La vera delusione è Blessin: accolto dai genoani al pari dell’ultima speranza dietro quegli olé kloppiani ruggiti sotto la Nord, si è invece rivelato un Re Mida alla rovescia capace di devalorizzare gran parte degli interpreti precipitati nel 4-2-3-1, un serbatoio prosciugato del Gegenpressing, suo carburante naturale. Da Maksimovic a Coda, da Destro ad Aramu. Un dedalo tattico dal quale soltanto prima Ostigard ed ora Frendrup ne escono migliorati. L’allenatore tedesco non ha capitalizzato la fiducia che il Genoa gli ha rinnovato in estate dopo lo sbarramento al ritorno di Gasperini. L’ultima versione di Blessin, molto incupita ed emotivamente scarica, ha avuto il tormento di farne una questione di principio e non più tecnica: ad esempio, senza vedere un allenamento risulta difficile spiegare la scelta di Yalcin dal primo minuto di gioco.

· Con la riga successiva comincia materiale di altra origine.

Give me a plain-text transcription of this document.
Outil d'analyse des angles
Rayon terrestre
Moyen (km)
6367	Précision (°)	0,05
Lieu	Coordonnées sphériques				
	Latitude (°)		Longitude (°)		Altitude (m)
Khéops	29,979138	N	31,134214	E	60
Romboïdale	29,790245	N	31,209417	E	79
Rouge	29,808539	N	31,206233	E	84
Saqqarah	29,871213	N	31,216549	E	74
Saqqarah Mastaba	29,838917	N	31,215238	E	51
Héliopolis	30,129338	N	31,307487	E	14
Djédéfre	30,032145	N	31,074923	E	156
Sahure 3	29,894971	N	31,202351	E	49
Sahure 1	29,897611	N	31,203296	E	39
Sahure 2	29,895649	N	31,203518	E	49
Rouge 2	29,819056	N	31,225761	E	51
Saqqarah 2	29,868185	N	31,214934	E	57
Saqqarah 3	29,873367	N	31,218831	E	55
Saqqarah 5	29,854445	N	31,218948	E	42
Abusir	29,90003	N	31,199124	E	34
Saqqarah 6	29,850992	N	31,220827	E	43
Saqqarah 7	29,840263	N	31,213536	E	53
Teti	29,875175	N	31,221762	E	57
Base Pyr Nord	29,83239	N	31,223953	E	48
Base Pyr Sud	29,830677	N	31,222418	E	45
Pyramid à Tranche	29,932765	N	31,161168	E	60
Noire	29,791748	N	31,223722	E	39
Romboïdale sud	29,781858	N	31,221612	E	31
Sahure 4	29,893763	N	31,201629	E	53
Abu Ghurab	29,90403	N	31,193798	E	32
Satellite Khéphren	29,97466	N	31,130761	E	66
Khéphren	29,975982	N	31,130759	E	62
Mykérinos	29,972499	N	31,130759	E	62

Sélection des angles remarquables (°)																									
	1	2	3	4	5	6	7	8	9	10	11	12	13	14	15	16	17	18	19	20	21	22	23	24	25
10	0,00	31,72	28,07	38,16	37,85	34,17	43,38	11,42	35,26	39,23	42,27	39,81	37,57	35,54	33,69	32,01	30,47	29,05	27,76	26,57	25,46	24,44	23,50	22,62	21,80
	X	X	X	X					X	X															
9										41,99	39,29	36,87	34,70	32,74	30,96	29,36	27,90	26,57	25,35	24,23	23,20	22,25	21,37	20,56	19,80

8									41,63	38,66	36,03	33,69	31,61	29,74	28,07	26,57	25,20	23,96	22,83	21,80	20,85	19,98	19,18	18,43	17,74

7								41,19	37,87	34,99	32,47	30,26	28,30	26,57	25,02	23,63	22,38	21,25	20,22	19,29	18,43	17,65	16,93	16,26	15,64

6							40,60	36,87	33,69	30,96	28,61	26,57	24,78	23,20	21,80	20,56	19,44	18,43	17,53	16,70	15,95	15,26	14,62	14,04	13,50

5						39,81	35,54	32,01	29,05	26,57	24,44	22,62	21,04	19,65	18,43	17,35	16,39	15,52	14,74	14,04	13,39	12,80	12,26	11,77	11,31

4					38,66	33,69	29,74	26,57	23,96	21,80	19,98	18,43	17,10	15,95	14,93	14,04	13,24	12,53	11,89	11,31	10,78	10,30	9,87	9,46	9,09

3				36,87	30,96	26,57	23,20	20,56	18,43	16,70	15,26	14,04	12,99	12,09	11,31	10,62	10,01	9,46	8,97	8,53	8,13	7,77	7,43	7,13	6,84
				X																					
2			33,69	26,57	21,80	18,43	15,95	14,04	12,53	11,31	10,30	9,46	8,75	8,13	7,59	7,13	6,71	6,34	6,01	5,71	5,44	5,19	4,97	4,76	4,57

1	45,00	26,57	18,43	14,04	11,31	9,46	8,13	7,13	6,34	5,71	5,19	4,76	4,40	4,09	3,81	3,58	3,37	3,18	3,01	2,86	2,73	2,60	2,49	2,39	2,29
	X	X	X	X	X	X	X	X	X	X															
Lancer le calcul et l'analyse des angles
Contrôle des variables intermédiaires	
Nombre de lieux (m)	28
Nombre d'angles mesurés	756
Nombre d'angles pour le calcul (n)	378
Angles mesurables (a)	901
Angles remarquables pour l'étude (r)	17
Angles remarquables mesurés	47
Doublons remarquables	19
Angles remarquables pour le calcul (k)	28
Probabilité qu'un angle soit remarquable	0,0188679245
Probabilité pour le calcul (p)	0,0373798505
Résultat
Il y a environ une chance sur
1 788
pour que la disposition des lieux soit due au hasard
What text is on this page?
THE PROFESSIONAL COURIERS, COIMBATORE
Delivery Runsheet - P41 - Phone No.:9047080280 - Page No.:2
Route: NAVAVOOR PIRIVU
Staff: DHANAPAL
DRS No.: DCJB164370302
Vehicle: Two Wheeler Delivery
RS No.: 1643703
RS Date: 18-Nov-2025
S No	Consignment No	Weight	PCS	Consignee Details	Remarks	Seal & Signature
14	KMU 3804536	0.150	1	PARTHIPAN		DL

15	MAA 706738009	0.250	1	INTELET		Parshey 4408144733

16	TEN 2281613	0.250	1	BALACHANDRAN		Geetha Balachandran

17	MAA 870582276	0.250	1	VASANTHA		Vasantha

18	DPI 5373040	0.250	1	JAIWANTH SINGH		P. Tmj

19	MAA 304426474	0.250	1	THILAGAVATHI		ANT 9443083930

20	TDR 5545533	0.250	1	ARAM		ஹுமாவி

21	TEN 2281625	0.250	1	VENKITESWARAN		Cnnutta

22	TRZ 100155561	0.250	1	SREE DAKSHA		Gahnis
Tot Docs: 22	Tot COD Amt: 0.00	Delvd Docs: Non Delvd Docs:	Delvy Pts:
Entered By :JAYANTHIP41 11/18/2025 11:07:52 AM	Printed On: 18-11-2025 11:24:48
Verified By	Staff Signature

In dieci mesi di Genoa – non sono molti gli allenatori ad aver avuto così tanto tempo per far attecchire la propria idea di calcio – i casi mai risolti da Blessin sono stati il fattore campo e la prolificità: infatti, ha vinto al Ferraris appena quattro volte su quindici e, in generale, in campionato non è andato a segno quattordici volte su trenta; complessivamente ha racimolato 16 punti in 16 giornate in Serie A (proiezione 38 punti, salvezza teorica) e 23 punti in 14 gare in B (proiezione di 62 punti, sarebbe promozione diretta soltanto in due degli ultimi dieci tornei cadetti). Un’avventura iniziata sotto i migliori auspici e terminata ponendo domande ai giornalisti nella sala stampa del Curi senza riuscire a raccapezzarsi del tratto bifronte mostrato dalla sua squadra tra allenamento e partita.